Innovation as a remedy for staff shortages
Innovation offers a way out in the battle against labor market shortages.
Published on February 18, 2025

Team IO+ selects and features the most important news stories on innovation and technology, carefully curated by our editors.
The labor market is stuck. Companies are struggling with a severe personnel shortage, while talent is becoming increasingly difficult to find. 46% of employers in the Netherlands are forced to organize work differently due to shortages in the labor market, according to research by the Employee Insurance Agency (UWV).
The consequences are tangible: work pressure is increasing, projects are not being carried out and growth is at risk. Innovation offers a way out of this struggle against shortages. Companies must radically change how they work: from flexible job profiles to robotizing processes. Those who do not change with the times will be left behind. Innovation is no longer a luxury, but a necessity to relieve the workload and keep the company running.
Persistent shortages force innovation
Six out of ten employers are experiencing staff shortages. The situation is urgent: 53% of vacancies are difficult to fill. Only 9% of employers expect finding staff to become easier in the course of this year. Traditional solutions such as recruitment and staff retention are no longer sufficient. Employers must start thinking and working differently in a structural way. The Dutch economy has grown in a 'labor-intensive' way for too long. This is no longer tenable with an aging population and social transitions such as the energy transition. Innovation is no longer a choice but a necessity.
Organizing differently as a first step
The Employee Insurance Agency (UWV) has seen that almost half of employers are organizing work differently. A successful example is the Frisian company Opnieuw, which divides tasks into specializations. Where previously one person would repair an entire chair, there is now a specific department for armrests, for example. Customs also applies this method by bundling non-specialist tasks into new positions with less specific requirements. This 'job carving' approach makes it easier to fill vacancies and gives specialists more room for their core tasks. UWV labor market advisor Erica Maurits emphasizes the importance of employee involvement in these changes: “Employees often have a good sense of what the possibilities are.”

The world against the screaming staff shortage
In the column series “What the world would be like, if…” Elcke Vels explores intriguing scenarios that deviate from the status quo. Each column is supported by AI-generated images.

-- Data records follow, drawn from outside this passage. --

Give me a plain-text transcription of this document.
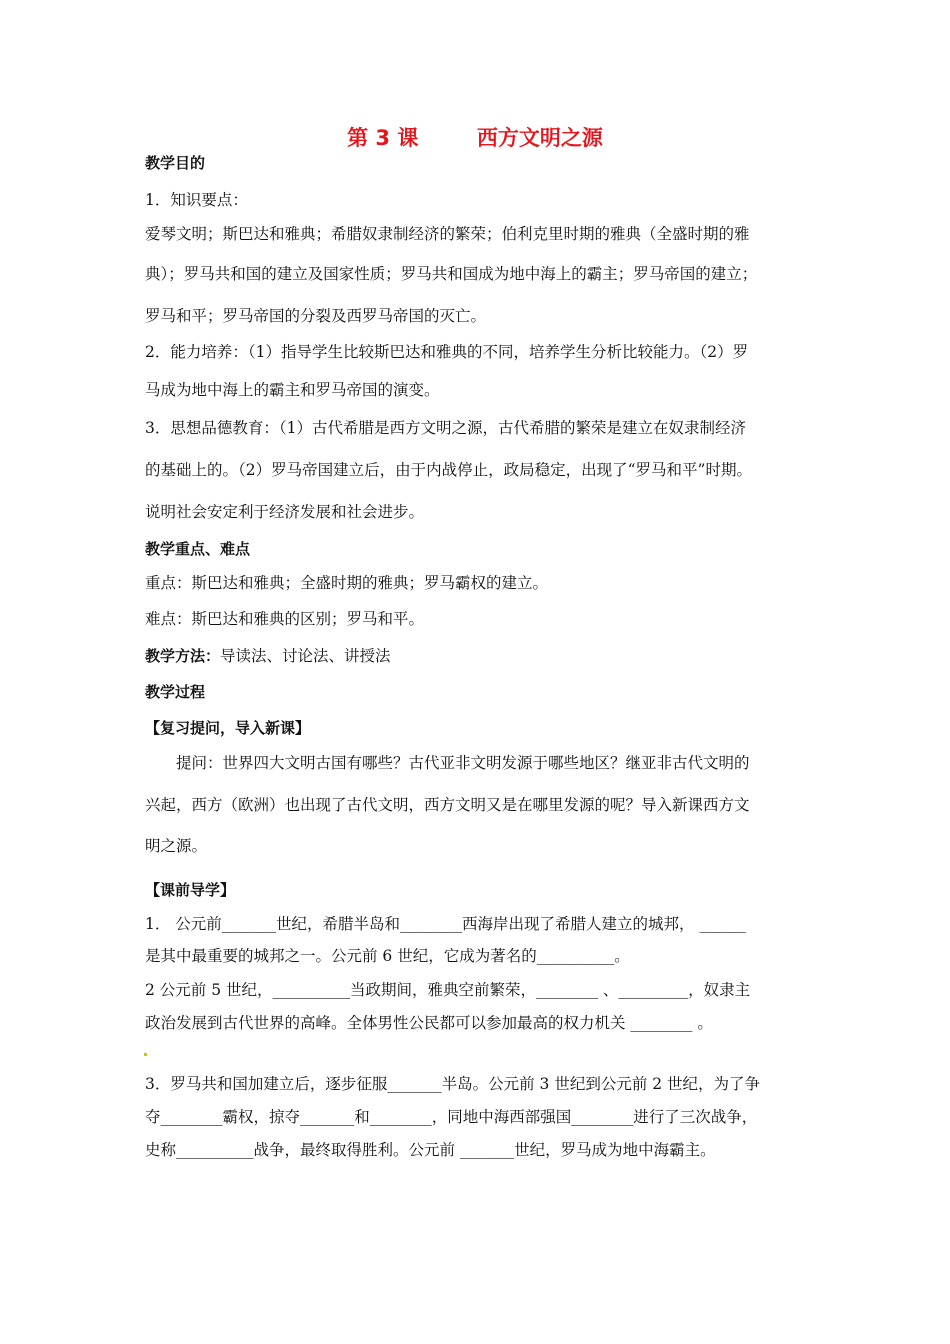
第 3 课        西方文明之源
教学目的
1．知识要点：
爱琴文明；斯巴达和雅典；希腊奴隶制经济的繁荣；伯利克里时期的雅典（全盛时期的雅
典）；罗马共和国的建立及国家性质；罗马共和国成为地中海上的霸主；罗马帝国的建立；
罗马和平；罗马帝国的分裂及西罗马帝国的灭亡。
2．能力培养：（1）指导学生比较斯巴达和雅典的不同，培养学生分析比较能力。（2）罗
马成为地中海上的霸主和罗马帝国的演变。
3．思想品德教育：（1）古代希腊是西方文明之源，古代希腊的繁荣是建立在奴隶制经济
的基础上的。（2）罗马帝国建立后，由于内战停止，政局稳定，出现了“罗马和平”时期。
说明社会安定利于经济发展和社会进步。
教学重点、难点
重点：斯巴达和雅典；全盛时期的雅典；罗马霸权的建立。
难点：斯巴达和雅典的区别；罗马和平。
教学方法：导读法、讨论法、讲授法
教学过程
【复习提问，导入新课】
　　提问：世界四大文明古国有哪些？古代亚非文明发源于哪些地区？继亚非古代文明的
兴起，西方（欧洲）也出现了古代文明，西方文明又是在哪里发源的呢？导入新课西方文
明之源。
【课前导学】
1． 公元前_______世纪，希腊半岛和________西海岸出现了希腊人建立的城邦， ______
是其中最重要的城邦之一。公元前 6 世纪，它成为著名的__________。
2 公元前 5 世纪，__________当政期间，雅典空前繁荣，________ 、_________，奴隶主
政治发展到古代世界的高峰。全体男性公民都可以参加最高的权力机关 ________ 。
3．罗马共和国加建立后，逐步征服_______半岛。公元前 3 世纪到公元前 2 世纪，为了争
夺________霸权，掠夺_______和________，同地中海西部强国________进行了三次战争，
史称__________战争，最终取得胜利。公元前 _______世纪，罗马成为地中海霸主。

Robotization and automation offer a solution
The plastic window frame industry shows how robotization can solve personnel shortages. A recent innovation in which robots install strike plates and handle profiles delivers impressive results: an error margin of almost zero and significant relief for employees. In the construction sector, digitization is seen as a crucial solution to the personnel shortage. Smart software and automation lighten the administrative burden and make processes more efficient. These technological innovations are not only an answer to personnel shortages but also strengthen the competitive position of companies.
Towards a future-proof labor market
The Netherlands must become more innovative to increase labor productivity. TNO identifies four crucial solutions: stimulating economic activities with higher productivity growth, developing labor-saving technologies, applying technological and social innovations, and continuous learning and development. Labor participation in the Netherlands is already so high that further increases are hardly possible. Acemoglu predicts that in 10 years, AI could realize a GDP growth effect of 0.9-1.1%, rising to 1.8% with major investments. This transition requires a joint effort from the government, the business community and employees.